Skookum
Shannon Applegate
In 1843, brothers Jesse, Lindsay, and Charley Applegate — accompanied by their wives and 22 children — led the first major wagon train from Missouri to Oregon. By the end of the decade, the restless clan had left the "crowded" Willamette Valley and pointed their wagons toward Yoncalla in southern Oregon's Umpqua Valley. There, Charley built an immense two-story frame home — with one side for men, the other for women.
The divided house in Yoncalla is at the heart of Shannon Applegate's Skookum, the award-winning chronicle of her pioneer family. With the skill of a historian and the craft of a novelist, Applegate recounts the story of her family over several generations-the dreams, hardships, mysteries, and joys. She looks beyond the well known lives of the Applegate men, in whose honor were named a trail, a town, a river, and a mountain peak, to offer a more intimate history.

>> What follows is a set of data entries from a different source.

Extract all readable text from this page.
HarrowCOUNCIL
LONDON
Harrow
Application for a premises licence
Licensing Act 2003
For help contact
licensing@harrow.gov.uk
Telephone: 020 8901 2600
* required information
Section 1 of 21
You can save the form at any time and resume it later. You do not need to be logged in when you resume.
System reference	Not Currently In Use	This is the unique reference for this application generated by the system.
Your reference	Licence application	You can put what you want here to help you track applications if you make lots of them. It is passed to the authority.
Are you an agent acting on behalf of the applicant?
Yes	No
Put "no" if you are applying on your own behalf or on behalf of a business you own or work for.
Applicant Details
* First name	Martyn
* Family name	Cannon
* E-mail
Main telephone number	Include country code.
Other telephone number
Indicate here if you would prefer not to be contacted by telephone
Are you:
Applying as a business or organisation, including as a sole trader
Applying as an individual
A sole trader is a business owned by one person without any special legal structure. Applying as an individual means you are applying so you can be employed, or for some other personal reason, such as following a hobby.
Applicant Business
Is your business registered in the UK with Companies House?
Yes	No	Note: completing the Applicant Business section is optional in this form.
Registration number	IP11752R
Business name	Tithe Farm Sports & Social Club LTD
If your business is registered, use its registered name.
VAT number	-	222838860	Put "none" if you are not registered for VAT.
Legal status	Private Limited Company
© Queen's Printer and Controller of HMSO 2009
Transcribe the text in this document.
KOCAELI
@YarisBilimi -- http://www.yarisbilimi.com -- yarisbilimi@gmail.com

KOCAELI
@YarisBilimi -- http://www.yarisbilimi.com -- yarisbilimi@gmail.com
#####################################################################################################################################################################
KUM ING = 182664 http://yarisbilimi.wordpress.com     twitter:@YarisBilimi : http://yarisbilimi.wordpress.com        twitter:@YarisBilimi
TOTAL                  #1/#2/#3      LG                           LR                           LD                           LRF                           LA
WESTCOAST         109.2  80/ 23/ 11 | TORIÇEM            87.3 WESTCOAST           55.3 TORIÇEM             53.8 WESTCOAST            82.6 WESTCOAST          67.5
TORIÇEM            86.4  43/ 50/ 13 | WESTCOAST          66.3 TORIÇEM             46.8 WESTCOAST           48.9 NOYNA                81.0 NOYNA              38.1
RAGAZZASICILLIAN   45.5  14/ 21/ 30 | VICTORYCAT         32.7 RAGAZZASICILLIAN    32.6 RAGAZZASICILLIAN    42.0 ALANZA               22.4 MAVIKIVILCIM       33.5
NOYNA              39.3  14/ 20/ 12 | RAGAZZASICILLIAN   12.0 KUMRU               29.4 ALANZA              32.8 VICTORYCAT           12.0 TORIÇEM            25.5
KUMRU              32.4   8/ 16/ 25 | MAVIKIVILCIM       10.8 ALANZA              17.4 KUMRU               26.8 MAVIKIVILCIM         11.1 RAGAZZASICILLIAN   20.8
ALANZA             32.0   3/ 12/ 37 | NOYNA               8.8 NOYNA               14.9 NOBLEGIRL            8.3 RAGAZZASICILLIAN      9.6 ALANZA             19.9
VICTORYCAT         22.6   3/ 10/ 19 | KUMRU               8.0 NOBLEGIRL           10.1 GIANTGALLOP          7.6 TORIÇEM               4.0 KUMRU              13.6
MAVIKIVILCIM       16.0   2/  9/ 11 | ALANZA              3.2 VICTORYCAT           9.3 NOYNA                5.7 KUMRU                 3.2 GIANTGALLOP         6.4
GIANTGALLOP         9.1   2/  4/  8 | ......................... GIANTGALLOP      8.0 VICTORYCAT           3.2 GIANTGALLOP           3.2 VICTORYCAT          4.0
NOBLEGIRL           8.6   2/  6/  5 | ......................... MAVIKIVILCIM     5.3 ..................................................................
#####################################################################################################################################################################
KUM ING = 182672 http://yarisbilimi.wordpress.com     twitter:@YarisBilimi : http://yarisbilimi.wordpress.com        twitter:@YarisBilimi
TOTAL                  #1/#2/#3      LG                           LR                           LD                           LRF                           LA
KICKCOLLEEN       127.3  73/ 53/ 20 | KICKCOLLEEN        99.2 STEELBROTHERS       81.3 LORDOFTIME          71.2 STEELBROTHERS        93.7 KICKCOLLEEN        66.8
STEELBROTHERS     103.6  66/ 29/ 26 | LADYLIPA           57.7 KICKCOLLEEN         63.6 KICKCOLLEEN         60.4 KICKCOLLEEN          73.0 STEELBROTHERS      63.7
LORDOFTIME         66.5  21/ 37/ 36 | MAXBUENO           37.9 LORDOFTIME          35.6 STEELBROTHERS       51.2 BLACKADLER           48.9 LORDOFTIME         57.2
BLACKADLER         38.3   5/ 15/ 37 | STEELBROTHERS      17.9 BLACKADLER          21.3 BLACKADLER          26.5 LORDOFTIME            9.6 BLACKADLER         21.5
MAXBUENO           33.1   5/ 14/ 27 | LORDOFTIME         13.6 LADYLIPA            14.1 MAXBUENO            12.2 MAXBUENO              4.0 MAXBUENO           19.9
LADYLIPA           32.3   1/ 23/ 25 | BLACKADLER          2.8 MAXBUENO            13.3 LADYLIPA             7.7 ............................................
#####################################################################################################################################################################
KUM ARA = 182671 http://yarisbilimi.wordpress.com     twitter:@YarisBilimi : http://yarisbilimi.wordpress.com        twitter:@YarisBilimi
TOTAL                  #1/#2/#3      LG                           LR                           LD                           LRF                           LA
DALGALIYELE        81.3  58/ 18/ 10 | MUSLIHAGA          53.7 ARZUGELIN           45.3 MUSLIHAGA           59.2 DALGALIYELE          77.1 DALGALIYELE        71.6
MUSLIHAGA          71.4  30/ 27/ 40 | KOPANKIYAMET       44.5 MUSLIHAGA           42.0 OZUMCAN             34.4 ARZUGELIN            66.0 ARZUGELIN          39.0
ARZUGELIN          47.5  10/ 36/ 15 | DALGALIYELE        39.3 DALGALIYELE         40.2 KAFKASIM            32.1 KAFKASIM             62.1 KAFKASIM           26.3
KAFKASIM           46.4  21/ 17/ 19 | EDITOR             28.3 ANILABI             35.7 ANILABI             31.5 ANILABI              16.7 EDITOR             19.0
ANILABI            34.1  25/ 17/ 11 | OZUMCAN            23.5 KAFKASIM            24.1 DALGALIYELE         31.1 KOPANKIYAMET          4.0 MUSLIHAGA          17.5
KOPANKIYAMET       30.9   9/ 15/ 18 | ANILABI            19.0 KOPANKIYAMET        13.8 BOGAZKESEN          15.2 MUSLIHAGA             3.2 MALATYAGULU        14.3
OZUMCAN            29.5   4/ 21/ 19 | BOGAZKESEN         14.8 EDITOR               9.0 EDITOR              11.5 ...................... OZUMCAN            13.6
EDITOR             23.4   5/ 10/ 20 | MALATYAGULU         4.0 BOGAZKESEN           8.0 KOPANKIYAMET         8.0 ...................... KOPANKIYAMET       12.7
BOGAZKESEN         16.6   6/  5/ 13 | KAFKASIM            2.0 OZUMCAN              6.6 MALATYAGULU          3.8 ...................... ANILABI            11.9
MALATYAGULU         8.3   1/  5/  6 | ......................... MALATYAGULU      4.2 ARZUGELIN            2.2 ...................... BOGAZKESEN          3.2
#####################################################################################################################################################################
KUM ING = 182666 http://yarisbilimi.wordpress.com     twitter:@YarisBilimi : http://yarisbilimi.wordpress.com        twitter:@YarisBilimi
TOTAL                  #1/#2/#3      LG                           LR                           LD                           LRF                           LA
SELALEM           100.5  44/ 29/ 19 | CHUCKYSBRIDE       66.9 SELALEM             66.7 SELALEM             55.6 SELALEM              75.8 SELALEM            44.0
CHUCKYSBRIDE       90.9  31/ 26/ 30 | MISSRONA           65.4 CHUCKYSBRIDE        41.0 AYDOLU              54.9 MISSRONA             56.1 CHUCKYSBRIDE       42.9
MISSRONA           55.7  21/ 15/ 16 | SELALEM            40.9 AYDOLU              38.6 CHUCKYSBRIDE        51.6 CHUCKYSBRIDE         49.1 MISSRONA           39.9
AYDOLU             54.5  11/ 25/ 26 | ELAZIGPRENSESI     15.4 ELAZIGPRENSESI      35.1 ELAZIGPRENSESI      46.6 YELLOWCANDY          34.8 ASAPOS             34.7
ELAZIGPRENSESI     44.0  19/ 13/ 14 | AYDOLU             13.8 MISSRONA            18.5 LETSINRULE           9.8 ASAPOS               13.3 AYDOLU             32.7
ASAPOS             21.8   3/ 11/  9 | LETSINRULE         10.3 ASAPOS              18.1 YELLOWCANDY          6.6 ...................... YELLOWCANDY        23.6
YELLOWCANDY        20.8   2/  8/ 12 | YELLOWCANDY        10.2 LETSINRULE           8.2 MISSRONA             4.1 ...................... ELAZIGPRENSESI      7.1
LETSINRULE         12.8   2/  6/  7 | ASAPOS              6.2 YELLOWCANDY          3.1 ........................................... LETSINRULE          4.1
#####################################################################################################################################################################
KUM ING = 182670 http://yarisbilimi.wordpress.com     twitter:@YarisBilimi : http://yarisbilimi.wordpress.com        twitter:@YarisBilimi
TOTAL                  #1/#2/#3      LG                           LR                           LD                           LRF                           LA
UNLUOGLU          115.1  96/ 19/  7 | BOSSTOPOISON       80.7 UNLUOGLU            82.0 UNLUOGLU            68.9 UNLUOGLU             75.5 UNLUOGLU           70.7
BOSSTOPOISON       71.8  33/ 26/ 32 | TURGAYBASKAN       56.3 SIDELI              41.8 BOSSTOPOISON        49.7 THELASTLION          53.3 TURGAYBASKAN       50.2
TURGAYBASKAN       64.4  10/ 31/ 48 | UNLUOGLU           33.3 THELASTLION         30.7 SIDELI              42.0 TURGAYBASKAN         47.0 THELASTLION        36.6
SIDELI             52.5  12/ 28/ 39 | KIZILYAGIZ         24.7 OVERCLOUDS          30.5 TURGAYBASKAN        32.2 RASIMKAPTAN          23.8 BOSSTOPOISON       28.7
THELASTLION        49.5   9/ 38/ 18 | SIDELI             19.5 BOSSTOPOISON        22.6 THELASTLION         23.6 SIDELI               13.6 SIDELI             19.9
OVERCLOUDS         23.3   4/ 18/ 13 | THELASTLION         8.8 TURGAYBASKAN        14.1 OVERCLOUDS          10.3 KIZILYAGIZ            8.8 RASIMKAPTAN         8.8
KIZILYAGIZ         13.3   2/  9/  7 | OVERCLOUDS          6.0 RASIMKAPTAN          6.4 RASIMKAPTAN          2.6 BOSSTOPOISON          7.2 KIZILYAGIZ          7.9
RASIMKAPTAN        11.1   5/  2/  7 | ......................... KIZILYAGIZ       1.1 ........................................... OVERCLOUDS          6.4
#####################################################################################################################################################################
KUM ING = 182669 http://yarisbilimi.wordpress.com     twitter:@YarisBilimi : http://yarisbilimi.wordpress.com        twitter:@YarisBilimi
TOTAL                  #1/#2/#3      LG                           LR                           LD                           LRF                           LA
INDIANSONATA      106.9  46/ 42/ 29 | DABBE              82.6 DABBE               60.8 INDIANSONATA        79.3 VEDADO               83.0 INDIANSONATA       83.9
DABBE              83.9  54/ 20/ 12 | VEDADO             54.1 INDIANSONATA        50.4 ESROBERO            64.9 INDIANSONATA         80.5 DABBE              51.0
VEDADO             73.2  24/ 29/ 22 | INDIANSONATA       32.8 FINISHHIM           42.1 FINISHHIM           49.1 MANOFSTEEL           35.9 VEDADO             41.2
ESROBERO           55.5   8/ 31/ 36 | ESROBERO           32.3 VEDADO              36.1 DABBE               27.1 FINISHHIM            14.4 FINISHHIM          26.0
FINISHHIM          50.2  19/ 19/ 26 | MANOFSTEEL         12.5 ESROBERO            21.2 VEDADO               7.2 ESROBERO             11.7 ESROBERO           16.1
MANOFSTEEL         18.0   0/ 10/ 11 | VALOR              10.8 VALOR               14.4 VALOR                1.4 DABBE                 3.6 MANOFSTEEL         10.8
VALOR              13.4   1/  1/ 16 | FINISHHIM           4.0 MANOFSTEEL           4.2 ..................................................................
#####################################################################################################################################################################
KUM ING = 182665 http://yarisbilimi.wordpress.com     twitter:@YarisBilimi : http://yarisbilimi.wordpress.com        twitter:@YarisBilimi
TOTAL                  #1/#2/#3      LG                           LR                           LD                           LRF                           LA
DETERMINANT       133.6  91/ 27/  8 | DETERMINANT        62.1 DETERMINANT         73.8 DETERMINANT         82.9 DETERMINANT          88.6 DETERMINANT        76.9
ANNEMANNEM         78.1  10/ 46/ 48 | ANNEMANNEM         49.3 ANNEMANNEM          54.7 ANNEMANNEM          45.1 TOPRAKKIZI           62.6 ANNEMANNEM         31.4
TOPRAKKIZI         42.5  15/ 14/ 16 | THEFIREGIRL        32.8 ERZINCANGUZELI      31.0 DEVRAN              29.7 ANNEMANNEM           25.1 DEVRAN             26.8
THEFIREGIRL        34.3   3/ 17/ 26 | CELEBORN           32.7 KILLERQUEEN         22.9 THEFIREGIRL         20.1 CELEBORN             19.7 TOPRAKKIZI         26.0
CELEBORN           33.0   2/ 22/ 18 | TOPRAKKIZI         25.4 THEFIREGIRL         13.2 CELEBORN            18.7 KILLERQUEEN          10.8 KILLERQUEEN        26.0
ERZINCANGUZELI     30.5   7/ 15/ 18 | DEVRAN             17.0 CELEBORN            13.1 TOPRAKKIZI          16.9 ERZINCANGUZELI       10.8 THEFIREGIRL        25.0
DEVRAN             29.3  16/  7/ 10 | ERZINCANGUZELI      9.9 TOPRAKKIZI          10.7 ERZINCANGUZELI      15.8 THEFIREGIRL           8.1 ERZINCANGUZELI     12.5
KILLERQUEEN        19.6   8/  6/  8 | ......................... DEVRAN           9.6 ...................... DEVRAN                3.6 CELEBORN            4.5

Skookum gives voice to the women of the family, who, writes Applegate, "as surely as certain stitches… have held the generations together." Her female kin "kept the time" by cherishing and protecting the thousands of family letters, journals, recollections, manuscripts, sketchbooks, and photographs. Tied into bundles and stored for years in chests of aromatic cedar and Douglas fir, these family treasures infuse Skookum's narratives with the powerful presence of the past. Out of these richly detailed sources, Applegate has fashioned a compelling, imaginative saga that brings her extraordinary family and the emerging West dramatically to life.
Selected for the Oregon Cultural Heritage Commission's Literary Oregon: 100 Books 1800-2000
About the author
Shannon Applegate's visit with several elderly Applegate relatives changed the course of her creative life. Soon afterward, she moved into the ancestral home in Yoncalla and began the seventeen years of researching and writing that led to Skookum. Her recent experiences as sexton of the Applegate Pioneer Cemetery are chronicled in her book, Living Among Headstones: Life in a Country Cemetery. She is also co-editor of Talking on Paper: An Anthology of Oregon Letters and Diaries (OSU Press).
Read more about this author
"This history of the families of Jesse, Charles, and Lindsay Applegate, who open the way to the settlement of Oregon, is as important in its own way as the chronicles of the Adams family or the Beechers. It adds an important piece to our understanding of American families and how they work."